Nurluoğlu’na göre, gençlerin günlük hayatlarında ortalama dört saatini akıllı telefonlarla geçirmesi sadece aktif kullanımla sınırlı değil. Telefonlardan gelen bildirimler, özellikle sosyal medya uygulamalarından, gençlerin dikkatini dağıtıyor ve gelecekleri üzerinde olumsuz etkiler yaratabiliyor. Araştırmalara göre, Z kuşağı gençleri günde ortalama 237 bildirim alıyor ve bunların dörtte biri okulda, %5’i ise gece saatlerinde geliyor.

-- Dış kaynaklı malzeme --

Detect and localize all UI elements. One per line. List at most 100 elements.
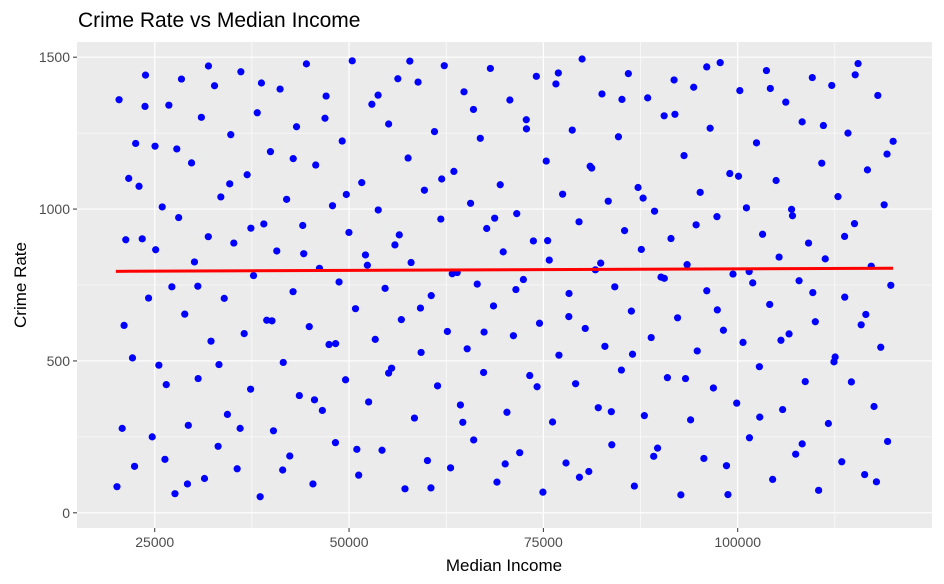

Bu bildirimlerin yarattığı FOMO etkisi, yani fırsatı kaçırma korkusu, gençlerin telefonlarına hemen cevap vermelerine yol açıyor.
Gençlerin bu şekilde telefonlarına sürekli olarak bağlı olmaları, dijital obezite adı verilen bir duruma yol açıyor. Bu durumun fiziksel ve psikolojik sağlığı olumsuz etkilemesiyle birlikte, gelecekleri üzerinde de olumsuz etkiler yaratabiliyor.
Nurluoğlu, ebeveynlerin çocuklarını dijital obeziteden korumak için bazı ipuçları veriyor. Öncelikle, ebeveynlerin kendilerinin doğru bir şekilde teknoloji kullanması ve sonra çocuklarına bu konuda doğru yönlendirmeler yapması önemli. Akıllı telefonların kullanımını sınırlamak ve çocuklara doğru kullanım alışkanlıkları kazandırmak da önemli adımlar arasında.
Nurluoğlu, ebeveynlerin çocuklarına özgüven kazandırmak ve farklı seçenekleri değerlendirme becerilerini geliştirmek için onlara bireysel alan tanımalarının önemine vurgu yapıyor. Bu şekilde, çocuklar hem kendi zamanlarını doğru yönetmeyi öğrenirler hem de geleceklerini doğru şekillendirme konusunda daha bilinçli olurlar.